Bernardino Partenio's "Dell'imitazione poetica" laid out Trifone's stylistic ideas, this time as a dialogue between Trifone and the humanists Gian Giorgio Trissino and Paolo Manuzio (son of the famous publisher Aldo Manuzio). It investigates the merits and limits of literary imitation, a principle whose authority was gradually diminishing under interrogation from Renaissance authors. Trifone's respect for and knowledge of Petrarch was vast, proving a major influence on Bembo's codification of that poet's work. Bembo famously sent his "Prose nelle quali si ragiona della volgar lingua" to Trifone in 1525 for corrections and editing and mentioned Trifone in various passages of the same work. Bembo and Trifone were also central characters in Bernardino Daniello's "Della poetica", another fundamental work of Petrarchism.

Trifone is also recorded in several codices now at Milan's Biblioteca ambrosiana as commenting on Cicero's De officiis and Scipio's Dream. These comments' attribution is uncertain, but they seem to be various pupils' transcriptions of Trifone's lessons. Trifone also studied science, particularly astronomy, as expounded in his nephew Jacopo's 1545 treatise "Dialogo […] nel quale de la sphera, et de gli orti et occasi de le stelle, minutamente si ragiona" and in "Sferetta", an appendix to Giason Denores's 1582 Tavole del mondo e della sfera. These two treatises merge philosophy, theology, astrology and astronomy, still influenced by esoteric Renaissance thought but also based on scientific observations.
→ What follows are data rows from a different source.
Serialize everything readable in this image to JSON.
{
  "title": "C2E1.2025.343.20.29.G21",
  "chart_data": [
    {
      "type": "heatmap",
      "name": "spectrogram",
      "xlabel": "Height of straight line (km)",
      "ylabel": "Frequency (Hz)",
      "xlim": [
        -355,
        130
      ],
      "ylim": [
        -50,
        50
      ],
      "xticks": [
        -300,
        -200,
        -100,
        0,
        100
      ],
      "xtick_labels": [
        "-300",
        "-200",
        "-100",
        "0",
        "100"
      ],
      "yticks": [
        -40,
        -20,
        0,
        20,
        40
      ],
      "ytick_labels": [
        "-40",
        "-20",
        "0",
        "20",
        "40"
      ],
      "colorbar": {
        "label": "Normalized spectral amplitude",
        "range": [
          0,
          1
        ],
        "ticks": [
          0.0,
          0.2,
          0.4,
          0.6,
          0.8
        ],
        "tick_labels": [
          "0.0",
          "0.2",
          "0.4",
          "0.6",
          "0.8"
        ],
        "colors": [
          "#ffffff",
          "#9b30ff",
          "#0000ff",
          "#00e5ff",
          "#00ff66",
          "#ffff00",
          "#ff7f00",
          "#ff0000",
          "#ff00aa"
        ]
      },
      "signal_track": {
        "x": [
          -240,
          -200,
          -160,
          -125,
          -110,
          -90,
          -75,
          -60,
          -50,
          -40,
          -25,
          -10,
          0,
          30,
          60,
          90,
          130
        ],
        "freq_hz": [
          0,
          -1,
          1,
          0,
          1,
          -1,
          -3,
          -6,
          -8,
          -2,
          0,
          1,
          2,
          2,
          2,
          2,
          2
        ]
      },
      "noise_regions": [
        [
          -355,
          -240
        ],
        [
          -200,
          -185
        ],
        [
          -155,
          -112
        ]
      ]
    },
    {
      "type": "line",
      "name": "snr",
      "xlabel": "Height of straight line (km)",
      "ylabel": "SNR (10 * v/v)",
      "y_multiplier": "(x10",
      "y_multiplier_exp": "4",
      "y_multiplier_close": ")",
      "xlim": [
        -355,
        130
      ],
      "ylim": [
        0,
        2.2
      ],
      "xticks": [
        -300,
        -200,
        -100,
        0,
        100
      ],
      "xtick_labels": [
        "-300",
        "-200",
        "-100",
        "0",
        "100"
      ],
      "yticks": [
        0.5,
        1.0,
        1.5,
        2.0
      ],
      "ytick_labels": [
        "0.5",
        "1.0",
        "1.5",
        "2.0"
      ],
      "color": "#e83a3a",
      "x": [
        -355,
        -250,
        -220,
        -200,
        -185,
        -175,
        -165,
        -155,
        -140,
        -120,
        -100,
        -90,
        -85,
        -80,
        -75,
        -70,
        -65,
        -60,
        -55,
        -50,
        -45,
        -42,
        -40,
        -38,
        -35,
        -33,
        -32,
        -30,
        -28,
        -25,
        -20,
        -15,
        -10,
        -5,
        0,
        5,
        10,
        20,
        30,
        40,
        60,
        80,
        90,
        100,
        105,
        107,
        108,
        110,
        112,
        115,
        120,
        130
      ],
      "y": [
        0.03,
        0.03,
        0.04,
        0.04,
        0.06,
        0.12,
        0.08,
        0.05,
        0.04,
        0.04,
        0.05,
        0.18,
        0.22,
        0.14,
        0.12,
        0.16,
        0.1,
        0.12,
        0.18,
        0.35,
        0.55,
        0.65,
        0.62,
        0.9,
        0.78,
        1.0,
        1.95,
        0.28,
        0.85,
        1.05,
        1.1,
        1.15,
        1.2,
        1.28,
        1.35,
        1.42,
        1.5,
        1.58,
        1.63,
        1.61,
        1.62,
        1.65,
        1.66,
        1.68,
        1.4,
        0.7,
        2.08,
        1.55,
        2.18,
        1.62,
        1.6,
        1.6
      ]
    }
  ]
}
Trifone was also interested in politics, with his thought in that area expounded in Donato Giannotti's 1540 Della repubblica de' Viniziani, an imagined dialogue between Trifone and his favourite disciple Giovanni Borgherini in Bembo's house, expounding the Venetian Republic's superiority over ancient, medieval and Renaissance political models. A number of sonnets by Trifone have also been recorded, including one on Bembo's death.